Lorsque American Airlines a créé, en 1996, sa filiale Sabre pour gérer le système de réservation de ses billets d’avion, les dirigeants ne se doutaient pas que sa valeur à Wall Street dépasserait, trois ans plus tard, celle de sa maison mère. Le phénomène n’est pas isolé : Amadeus, filiale d’Air France, en charge du système de réservation en ligne, pourrait connaître le même destin.Une simple bulle financière ? La bulle éclatera peut-être, mais l’essentiel est ailleurs. L’exemple Sabre illustre surtout le mécanisme de conversion des entreprises brick and mortar (lire le glossaire p. 14) à la nouvelle économie. American Airlines a réussi à créer de la valeur en séparant “l’information” (gestion du système de réservation) du “support physique” (gestion de la flotte d’avions). Or cette séparation, rendue possible par le développement des nouvelles technologies de l’information et de la communication (NTIC), est appelée à gagner tous les secteurs traditionnels.

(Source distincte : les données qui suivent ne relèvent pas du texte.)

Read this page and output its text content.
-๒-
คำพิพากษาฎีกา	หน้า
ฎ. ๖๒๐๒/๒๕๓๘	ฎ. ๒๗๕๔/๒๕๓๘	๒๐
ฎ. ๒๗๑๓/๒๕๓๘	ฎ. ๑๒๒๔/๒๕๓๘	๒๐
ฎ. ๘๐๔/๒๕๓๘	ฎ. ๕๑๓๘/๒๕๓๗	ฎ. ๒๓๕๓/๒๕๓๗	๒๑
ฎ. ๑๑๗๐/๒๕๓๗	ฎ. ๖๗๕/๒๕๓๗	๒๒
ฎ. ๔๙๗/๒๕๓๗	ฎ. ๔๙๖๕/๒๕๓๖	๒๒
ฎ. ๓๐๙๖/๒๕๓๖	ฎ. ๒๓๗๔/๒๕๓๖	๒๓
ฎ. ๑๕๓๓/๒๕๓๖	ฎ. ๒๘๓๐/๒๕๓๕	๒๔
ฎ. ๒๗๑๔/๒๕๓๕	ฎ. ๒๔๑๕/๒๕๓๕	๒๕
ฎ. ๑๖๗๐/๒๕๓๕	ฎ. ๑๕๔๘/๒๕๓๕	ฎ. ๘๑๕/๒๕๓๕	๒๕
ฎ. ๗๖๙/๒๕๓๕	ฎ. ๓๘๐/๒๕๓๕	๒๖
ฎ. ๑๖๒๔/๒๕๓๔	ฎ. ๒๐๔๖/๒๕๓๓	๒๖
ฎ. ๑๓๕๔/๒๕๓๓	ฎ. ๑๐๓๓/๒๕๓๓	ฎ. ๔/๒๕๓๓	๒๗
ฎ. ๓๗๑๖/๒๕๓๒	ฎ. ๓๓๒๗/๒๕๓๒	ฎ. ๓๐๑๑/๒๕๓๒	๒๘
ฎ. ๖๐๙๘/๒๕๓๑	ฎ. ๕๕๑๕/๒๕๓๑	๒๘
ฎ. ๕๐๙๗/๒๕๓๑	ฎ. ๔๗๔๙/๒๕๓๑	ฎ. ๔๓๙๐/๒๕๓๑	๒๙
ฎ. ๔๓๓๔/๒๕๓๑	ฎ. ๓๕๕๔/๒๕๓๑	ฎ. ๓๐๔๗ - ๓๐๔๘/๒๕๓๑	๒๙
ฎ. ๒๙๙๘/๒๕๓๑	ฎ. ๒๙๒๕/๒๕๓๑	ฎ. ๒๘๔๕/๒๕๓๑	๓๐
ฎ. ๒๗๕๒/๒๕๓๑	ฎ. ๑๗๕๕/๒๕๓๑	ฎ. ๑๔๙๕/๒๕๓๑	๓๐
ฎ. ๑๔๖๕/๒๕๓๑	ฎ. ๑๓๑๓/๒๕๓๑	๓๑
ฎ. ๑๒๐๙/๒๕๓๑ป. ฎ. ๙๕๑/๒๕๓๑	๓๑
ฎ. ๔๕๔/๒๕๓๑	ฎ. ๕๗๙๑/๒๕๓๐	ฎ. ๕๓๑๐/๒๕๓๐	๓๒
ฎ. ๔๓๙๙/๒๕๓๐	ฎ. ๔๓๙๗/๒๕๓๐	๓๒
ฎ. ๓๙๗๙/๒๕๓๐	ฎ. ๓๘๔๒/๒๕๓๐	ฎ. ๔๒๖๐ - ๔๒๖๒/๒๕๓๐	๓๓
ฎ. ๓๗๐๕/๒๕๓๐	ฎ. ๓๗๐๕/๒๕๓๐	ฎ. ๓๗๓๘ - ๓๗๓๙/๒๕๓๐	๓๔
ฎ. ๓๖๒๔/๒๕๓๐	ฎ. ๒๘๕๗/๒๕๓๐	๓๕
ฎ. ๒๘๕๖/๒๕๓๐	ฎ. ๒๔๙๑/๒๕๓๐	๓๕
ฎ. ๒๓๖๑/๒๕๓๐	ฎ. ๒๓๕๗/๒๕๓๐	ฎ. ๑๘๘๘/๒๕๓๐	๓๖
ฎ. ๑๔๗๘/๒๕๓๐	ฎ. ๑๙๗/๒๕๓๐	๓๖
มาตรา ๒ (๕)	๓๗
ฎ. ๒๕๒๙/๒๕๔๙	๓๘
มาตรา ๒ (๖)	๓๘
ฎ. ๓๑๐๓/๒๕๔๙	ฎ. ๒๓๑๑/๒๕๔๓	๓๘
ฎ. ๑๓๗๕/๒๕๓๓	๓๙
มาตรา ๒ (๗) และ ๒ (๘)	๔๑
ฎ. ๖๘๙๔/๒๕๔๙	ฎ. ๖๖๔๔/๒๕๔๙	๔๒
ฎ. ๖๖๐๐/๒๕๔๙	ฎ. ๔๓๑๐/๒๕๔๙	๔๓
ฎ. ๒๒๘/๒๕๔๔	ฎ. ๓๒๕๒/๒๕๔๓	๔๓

Faire l’autruche, c’est laisser le champ libre aux start-up
Pourquoi cette révolution ? Une société classique s’efforce de gérer au mieux une chaîne d’activités (ou “briques”). “Préparer les avions”, “enregistrer les bagages” ou “transporter les passagers” dans le cas d’une compagnie aérienne. Tout cela appelle un immense besoin d’informations (pour affréter les vols, il faut connaître l’état des réservations, l’itinéraire des passagers…). Le système d’information est ainsi le “mortier” qui lie toutes les activités de production. Or, pour les entreprises traditionnelles, de Henry Ford à l’internet, le moule dans lequel était coulé ce mortier était “asservi” au système de production, à cause des possibilités limitées de traitement de l’information. Dans le cas de Toyota, par exemple, c’est la circulation de la fameuse étiquette Kanban qui, en suivant le flux de production, assurait le rôle de système d’information. Cela paraît bien archaïque de nos jours…En effet, le développement des NTIC a fait voler ce modèle en éclats (“Blown to Bits”*). L’information peut se détacher des contraintes physiques, et circuler librement à moindre coût. Cette libération est un terreau exceptionnel pour les start-up, car elle génère une multitude de créneaux nouveaux. Mais elle ouvre aussi des perspectives aux entreprises en place. Plusieurs cas de figure se dessinent. Celles qui font l’autruche, d’abord. Elles laissent le champ libre aux start-up… et subissent des pertes de marché considérables. Exemple : Encyclopædia Britannica. Le roi de l’encyclopédie n’a pas cru à temps au succès des CD-Rom. Il a laissé les nouveaux entrants (Grolier ou Encarta) se développer sur son créneau. Résultat : son chiffre d’affaires a chuté de plus de 80% au cours des dix dernières années.Deuxième option : la société traditionnelle garde ses compétences dans la gestion des activités physiques, mais s’efforce prudemment (par le biais d’une filiale, par exemple) de profiter des opportunités nouvelles. Cette voie, choisie par American Airlines, est la plus fréquente… et la plus indécise.Car ces entreprises croisent sur leur route des nouveaux venus qui font le chemin inverse. Dans le livre, par exemple, Barnes & Noble affronte Amazon dans une lutte qui s’annonce très ouverte. Le premier maîtrise la distribution (stockage, logistique) et cherche à maîtriser le traitement des informations en ligne. Le second, qui a pris une avance considérable dans la distribution on-line, éprouve de grosses difficultés à rentabiliser les activités physiques associées.
La stratégie d’éclatement est certainement la plus pertinente
Enfin, il y a ceux qui investissent en masse dans l’information tout en conservant une gestion prudente des anciennes activités physiques. On assiste alors aux mutations les plus spectaculaires. Celles de la Générale des Eaux (Vivendi) et de la Lyonnaise par exemple qui, spécialisées autrefois dans la gestion d’activités physiques (les “tuyaux de distribution d’eau”), ont su profiter des NTIC pour décliner leurs connaissances en gestion de réseaux.L’entrée dans la nouvelle économie n’est donc pas réservée qu’aux start-up. Les “brick and mortar” peuvent réussir leur conversion en “click and mortar”… à condition de savoir épouser le grand chamboulement en cours. Celui-ci concerne tous les secteurs de l’ancienne économie, où les chaînes d’activités sont appelées à se recomposer. Grande distribution, presse, textile, sidérurgie, santé… la séparation des activités informationnelles de leur ancien support physique est inéluctable.* Blown to Bits, Philip Evans et Thomas S. Wurster, Harvard Business School Press, 2000.